- IATA: none; ICAO: none; FAA LID: N56;

Summary
- Airport type: Public
- Owner: Marilyn Eddy Siperek
- Serves: Great Valley, New York
- Elevation AMSL: 1,450 ft (440 m)
- Coordinates: 42°12′18″N 078°38′50″W﻿ / ﻿42.20500°N 78.64722°W
- Interactive map of Great Valley Airport

Runways
| Direction | Length |  | Surface |
| ft | m |
| 6/24 | 3,800 | 1,158 | Turf |

Statistics (2007)
- Aircraft operations: 7,570
- Source: FAA and NYSDOT

= Great Valley Airport =

Great Valley Airport is a privately owned, public-use airport located one nautical mile (1.85 km) southeast of the central business district of Great Valley, a town in Cattaraugus County, New York, United States.
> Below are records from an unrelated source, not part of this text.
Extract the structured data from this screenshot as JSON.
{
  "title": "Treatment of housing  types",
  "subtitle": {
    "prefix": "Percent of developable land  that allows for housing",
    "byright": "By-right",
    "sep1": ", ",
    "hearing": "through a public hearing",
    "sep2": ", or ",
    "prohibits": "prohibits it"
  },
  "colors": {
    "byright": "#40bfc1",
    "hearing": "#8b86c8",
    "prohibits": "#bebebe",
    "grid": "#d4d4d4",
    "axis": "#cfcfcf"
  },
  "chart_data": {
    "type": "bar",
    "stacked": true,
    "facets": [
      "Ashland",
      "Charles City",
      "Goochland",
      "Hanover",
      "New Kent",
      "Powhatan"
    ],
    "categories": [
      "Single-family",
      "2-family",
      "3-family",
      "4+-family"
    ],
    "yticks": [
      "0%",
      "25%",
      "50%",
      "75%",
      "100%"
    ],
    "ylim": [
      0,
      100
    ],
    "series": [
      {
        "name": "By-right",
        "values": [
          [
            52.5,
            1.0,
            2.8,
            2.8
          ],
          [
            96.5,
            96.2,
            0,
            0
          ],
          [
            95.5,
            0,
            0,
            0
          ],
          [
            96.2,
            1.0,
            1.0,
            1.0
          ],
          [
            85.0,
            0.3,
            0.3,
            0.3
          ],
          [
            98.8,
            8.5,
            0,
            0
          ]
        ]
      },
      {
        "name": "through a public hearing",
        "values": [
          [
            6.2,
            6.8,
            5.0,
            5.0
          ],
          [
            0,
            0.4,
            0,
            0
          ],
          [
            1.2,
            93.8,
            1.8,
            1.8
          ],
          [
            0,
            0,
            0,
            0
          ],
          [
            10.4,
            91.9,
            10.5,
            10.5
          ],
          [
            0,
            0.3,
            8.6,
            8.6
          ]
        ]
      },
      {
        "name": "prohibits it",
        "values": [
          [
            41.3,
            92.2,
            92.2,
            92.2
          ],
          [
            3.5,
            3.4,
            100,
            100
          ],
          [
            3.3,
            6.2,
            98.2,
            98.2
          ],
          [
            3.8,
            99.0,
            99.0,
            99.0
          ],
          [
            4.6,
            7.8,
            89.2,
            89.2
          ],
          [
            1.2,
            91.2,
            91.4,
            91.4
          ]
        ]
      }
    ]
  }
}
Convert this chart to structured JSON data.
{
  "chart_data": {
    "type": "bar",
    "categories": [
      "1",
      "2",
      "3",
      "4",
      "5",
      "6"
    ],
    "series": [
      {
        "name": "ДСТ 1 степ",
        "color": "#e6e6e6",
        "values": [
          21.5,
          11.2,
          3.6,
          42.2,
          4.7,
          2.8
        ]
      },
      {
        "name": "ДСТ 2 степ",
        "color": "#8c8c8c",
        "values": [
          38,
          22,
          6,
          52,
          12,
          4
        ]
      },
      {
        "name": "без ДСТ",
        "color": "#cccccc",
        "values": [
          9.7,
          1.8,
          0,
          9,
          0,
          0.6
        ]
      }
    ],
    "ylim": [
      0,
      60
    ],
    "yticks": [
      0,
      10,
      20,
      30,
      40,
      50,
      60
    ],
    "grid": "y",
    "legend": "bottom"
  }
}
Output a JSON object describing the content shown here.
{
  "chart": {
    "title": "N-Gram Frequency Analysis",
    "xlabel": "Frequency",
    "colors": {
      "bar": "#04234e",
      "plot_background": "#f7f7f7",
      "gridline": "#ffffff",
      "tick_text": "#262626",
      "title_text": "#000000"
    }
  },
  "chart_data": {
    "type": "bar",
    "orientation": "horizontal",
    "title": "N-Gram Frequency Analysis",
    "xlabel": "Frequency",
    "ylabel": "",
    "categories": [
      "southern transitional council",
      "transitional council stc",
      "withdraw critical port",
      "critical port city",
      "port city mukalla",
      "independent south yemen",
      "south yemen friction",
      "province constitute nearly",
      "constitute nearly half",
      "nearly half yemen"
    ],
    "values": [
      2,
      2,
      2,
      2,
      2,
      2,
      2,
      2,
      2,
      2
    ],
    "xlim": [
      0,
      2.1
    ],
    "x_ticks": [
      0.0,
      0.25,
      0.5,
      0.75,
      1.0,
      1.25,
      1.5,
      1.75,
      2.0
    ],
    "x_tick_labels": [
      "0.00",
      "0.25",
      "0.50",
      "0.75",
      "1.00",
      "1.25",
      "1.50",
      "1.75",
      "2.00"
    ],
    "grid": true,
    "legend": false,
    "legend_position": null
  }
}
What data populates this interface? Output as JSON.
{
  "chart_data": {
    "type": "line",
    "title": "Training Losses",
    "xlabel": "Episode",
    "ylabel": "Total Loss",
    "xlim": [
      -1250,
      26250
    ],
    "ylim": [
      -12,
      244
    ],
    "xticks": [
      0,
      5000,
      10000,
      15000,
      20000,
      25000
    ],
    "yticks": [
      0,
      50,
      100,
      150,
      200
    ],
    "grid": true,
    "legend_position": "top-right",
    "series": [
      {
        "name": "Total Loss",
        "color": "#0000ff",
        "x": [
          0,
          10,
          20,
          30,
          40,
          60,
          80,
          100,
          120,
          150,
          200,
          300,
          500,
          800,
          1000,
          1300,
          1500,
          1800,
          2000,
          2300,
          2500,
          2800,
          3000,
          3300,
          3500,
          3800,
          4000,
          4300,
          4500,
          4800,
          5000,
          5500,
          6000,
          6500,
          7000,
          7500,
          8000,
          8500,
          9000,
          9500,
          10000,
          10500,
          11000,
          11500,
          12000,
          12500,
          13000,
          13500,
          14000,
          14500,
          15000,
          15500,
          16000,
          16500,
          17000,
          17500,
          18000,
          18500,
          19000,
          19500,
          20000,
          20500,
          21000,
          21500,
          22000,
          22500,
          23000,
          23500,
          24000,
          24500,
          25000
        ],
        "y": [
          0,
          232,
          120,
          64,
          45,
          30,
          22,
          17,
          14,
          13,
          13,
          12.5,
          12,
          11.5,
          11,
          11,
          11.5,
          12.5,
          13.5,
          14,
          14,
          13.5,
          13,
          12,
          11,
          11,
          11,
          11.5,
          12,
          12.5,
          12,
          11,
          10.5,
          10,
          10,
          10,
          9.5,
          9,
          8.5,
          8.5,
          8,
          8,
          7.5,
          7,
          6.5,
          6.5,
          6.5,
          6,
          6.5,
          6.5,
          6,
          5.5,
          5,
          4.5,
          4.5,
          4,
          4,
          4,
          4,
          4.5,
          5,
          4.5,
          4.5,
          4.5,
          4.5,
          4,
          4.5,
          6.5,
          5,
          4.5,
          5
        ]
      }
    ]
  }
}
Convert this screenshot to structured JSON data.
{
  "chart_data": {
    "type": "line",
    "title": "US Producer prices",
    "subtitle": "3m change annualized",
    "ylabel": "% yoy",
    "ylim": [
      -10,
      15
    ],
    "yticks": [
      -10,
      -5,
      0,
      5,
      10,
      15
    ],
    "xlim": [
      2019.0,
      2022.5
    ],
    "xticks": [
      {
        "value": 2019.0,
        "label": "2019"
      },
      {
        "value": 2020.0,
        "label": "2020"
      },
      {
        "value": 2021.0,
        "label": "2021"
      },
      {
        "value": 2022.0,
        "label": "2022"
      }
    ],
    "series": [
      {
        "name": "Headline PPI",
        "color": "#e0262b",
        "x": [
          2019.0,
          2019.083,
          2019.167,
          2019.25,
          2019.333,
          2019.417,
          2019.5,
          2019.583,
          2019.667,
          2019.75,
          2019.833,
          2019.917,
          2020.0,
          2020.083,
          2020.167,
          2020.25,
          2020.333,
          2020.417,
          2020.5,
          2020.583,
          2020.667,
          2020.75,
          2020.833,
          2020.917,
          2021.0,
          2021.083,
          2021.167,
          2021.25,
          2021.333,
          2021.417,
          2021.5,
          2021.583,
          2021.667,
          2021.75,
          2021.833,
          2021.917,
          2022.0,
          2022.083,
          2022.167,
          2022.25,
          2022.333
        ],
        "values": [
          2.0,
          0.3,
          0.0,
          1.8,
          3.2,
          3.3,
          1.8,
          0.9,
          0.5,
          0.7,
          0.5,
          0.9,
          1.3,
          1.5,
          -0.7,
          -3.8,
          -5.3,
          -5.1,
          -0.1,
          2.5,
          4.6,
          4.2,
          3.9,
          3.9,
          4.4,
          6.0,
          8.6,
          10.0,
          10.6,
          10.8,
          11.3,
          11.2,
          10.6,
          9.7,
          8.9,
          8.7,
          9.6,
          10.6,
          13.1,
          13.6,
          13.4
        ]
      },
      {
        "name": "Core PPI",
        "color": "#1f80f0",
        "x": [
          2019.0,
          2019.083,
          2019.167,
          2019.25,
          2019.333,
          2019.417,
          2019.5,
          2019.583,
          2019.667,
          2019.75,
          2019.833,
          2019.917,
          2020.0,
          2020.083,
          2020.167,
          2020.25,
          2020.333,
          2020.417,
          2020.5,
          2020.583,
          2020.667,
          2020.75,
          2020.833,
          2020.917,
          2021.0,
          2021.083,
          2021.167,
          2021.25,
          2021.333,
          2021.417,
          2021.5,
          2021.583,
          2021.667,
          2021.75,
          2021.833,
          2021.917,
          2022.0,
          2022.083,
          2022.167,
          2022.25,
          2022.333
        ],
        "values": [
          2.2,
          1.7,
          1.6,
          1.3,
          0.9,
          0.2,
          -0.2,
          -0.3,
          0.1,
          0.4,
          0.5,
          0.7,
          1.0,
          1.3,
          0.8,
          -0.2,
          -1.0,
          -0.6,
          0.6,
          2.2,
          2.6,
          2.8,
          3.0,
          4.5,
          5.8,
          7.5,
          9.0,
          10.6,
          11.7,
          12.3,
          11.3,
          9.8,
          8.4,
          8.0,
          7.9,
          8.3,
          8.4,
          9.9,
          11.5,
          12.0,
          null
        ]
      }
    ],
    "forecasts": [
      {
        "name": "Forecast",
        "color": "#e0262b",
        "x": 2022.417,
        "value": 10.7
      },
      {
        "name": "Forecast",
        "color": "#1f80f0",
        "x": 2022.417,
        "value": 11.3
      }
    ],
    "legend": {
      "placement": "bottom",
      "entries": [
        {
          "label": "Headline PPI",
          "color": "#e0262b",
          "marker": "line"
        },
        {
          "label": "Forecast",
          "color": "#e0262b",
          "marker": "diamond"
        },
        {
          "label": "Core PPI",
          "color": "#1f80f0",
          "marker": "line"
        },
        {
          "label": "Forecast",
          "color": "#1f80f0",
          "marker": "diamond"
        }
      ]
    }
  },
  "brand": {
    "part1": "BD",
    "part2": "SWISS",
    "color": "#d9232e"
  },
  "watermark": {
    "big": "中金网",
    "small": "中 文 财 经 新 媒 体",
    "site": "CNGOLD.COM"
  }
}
== Facilities and aircraft ==
Great Valley Airport covers an area of 26 acre at an elevation of 1,450 feet (442 m) above mean sea level. It has one runway designated 6/24 with a turf surface measuring 3,800 by 60 feet (1,158 x 18 m). For the 12-month period ending October 21, 2007, the airport had 7,570 aircraft operations, an average of 20 per day: 97% general aviation and 3% military.